No. Overemployment is a real person holding two or more legitimate remote jobs under their own identity — financially motivated and non-malicious. Synthetic candidate fraud involves fabricated identities and adversarial intent, potentially funnelling salary to a hostile state or staging data theft.
What are the legal consequences of unknowingly hiring a DPRK operative?
Employing a DPRK operative — even unknowingly — is a potential OFAC sanctions violation. The November 2025 DOJ actions included five guilty pleas and $15 million in civil forfeiture. Companies face concurrent security incident response and sanctions compliance obligations.
Why are deepfake interviews hard to detect?
Detection requires biometric liveness checks or structured behavioural interview techniques. Interpol has warned that synthetic media “can enable highly convincing impersonations that are difficult to distinguish from genuine content.” NIST evaluations show performance varies significantly by deepfake type and media conditions.
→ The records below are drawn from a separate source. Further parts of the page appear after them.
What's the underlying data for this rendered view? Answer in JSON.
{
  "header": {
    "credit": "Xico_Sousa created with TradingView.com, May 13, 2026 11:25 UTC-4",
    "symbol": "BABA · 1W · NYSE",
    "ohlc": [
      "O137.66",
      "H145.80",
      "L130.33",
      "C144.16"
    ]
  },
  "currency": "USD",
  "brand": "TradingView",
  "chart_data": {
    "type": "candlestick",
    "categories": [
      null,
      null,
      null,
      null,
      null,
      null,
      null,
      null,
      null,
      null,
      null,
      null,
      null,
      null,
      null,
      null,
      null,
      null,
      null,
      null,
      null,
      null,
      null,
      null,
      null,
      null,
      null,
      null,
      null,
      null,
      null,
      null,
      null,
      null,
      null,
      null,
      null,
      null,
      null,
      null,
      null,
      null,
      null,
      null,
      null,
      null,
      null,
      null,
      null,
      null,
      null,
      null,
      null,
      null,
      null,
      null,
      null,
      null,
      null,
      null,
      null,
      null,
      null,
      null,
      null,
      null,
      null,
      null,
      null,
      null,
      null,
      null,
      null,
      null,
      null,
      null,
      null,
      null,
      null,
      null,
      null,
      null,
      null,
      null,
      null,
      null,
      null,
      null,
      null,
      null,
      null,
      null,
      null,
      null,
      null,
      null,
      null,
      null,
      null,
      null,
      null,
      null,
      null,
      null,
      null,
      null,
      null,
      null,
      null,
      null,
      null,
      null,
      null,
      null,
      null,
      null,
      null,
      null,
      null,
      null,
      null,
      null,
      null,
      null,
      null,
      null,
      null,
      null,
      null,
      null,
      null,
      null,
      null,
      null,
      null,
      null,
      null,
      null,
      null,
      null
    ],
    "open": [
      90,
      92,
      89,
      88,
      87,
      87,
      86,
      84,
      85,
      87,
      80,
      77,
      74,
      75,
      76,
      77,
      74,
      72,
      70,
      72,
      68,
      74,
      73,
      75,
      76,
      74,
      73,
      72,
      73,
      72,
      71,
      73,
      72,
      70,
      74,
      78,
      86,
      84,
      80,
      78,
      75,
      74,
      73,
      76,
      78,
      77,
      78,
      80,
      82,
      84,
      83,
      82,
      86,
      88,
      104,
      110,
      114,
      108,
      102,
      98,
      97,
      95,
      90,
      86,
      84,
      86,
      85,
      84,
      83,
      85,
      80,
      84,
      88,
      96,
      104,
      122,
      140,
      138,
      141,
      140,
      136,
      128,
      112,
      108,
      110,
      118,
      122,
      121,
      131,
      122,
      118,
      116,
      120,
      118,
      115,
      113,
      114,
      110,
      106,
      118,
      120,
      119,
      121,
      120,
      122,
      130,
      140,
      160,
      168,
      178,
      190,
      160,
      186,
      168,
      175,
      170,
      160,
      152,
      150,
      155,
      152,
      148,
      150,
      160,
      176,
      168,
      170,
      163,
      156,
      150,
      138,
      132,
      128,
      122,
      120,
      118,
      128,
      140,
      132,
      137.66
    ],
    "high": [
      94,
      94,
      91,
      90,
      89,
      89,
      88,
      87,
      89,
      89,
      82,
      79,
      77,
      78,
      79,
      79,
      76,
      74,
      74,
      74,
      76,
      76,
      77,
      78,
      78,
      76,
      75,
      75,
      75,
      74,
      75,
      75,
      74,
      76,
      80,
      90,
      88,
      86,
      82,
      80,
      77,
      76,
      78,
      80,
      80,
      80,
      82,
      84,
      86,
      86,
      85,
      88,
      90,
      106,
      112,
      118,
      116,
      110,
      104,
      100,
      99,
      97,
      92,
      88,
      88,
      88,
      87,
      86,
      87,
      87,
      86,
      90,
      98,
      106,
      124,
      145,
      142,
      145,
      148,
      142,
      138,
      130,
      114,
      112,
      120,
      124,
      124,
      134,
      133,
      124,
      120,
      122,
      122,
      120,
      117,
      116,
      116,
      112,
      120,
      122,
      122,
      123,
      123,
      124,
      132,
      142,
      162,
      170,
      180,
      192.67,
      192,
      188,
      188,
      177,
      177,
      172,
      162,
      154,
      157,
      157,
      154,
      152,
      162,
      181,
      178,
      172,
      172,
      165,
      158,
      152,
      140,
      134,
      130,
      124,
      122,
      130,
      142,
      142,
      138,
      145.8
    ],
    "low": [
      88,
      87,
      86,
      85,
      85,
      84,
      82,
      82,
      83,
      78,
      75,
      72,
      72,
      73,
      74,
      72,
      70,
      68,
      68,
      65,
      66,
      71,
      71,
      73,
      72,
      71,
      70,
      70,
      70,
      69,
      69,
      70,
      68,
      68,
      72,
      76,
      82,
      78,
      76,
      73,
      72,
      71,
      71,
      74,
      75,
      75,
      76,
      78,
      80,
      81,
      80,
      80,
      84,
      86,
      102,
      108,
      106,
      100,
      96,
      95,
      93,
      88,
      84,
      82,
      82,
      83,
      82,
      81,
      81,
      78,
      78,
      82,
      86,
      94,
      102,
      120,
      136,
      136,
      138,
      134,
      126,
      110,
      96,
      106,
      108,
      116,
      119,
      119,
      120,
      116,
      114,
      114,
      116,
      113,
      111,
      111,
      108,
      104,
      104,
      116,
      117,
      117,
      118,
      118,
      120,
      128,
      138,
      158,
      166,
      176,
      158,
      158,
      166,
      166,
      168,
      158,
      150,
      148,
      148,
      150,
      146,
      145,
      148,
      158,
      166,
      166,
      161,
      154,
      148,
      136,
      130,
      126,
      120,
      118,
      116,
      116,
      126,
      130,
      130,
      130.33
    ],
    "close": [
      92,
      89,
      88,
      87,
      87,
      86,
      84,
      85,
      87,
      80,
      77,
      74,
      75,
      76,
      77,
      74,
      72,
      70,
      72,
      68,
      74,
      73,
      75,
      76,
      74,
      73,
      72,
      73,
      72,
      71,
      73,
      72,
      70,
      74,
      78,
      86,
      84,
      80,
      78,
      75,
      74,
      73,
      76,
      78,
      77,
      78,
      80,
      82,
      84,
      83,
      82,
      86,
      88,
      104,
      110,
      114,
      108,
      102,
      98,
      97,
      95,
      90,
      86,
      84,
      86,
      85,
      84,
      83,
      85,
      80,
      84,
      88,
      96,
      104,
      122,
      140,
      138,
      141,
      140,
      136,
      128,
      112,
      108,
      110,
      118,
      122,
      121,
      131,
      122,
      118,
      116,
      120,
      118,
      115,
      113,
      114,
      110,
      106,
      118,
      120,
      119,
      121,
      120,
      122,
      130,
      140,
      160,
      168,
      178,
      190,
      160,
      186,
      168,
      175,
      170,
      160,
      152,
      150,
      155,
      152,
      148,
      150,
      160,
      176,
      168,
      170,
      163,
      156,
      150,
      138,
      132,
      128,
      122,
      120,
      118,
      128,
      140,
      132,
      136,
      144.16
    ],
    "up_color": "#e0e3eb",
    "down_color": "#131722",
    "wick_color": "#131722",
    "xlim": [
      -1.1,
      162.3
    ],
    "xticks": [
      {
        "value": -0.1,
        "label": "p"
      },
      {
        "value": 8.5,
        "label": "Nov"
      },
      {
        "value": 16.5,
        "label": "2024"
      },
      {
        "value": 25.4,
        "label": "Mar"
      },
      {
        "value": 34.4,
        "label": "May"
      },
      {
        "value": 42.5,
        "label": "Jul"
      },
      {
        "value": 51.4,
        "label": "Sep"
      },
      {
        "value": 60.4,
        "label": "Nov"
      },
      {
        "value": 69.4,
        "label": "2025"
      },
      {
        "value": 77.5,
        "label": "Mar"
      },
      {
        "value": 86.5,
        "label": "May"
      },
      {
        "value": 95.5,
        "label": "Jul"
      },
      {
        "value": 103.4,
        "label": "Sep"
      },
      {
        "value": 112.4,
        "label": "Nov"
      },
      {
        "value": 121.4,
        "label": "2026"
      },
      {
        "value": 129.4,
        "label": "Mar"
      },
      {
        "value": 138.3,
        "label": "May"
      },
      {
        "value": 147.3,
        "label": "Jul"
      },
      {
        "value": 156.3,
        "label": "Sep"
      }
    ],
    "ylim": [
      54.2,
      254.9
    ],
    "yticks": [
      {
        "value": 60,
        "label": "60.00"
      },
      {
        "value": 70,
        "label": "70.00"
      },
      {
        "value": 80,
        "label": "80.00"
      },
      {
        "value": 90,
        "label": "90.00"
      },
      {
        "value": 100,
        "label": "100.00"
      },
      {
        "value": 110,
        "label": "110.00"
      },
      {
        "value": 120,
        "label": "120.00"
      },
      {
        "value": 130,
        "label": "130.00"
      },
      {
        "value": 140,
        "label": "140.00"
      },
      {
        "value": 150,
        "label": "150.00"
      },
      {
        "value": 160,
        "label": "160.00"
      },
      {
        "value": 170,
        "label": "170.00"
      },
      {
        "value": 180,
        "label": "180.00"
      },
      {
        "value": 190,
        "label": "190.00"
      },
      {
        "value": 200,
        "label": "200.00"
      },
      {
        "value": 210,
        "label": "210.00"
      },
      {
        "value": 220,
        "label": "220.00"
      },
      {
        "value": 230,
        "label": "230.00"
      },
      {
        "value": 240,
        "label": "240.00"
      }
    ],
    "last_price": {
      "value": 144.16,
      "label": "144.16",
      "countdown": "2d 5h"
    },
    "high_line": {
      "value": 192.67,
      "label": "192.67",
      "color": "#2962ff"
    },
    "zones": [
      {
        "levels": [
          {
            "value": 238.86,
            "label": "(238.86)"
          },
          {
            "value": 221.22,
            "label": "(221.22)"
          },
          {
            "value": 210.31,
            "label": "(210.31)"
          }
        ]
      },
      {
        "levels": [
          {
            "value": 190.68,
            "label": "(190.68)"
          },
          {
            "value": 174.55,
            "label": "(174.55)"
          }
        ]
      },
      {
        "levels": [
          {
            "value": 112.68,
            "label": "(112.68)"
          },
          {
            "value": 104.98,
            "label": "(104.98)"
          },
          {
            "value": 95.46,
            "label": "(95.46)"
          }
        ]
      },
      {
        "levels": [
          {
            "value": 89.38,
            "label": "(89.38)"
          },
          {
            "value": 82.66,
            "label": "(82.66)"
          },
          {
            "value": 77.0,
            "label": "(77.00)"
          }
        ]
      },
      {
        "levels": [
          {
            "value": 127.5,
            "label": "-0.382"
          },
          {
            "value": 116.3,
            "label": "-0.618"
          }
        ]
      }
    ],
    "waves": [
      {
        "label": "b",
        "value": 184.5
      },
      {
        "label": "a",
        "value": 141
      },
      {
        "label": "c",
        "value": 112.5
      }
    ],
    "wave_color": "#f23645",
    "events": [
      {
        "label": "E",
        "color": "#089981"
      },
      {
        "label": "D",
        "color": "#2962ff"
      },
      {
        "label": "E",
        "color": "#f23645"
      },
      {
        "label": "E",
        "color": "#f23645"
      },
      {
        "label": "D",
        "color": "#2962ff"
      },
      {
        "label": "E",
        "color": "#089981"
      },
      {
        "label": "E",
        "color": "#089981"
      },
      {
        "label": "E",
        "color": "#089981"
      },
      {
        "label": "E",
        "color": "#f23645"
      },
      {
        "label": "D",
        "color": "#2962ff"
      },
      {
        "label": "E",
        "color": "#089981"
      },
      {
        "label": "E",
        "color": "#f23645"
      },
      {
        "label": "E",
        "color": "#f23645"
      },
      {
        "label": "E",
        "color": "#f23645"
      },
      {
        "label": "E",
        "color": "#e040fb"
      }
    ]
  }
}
Interviewer judgement alone is not a reliable checkpoint.
What is the first thing I should do if I suspect a candidate is synthetic?
Do not confront the candidate. Escalate to your security team or legal counsel. Preserve all application materials, interview recordings, and communications. If a DPRK connection is suspected, the FBI’s Counterintelligence Division and IC3 have reporting channels for IT worker scheme tips.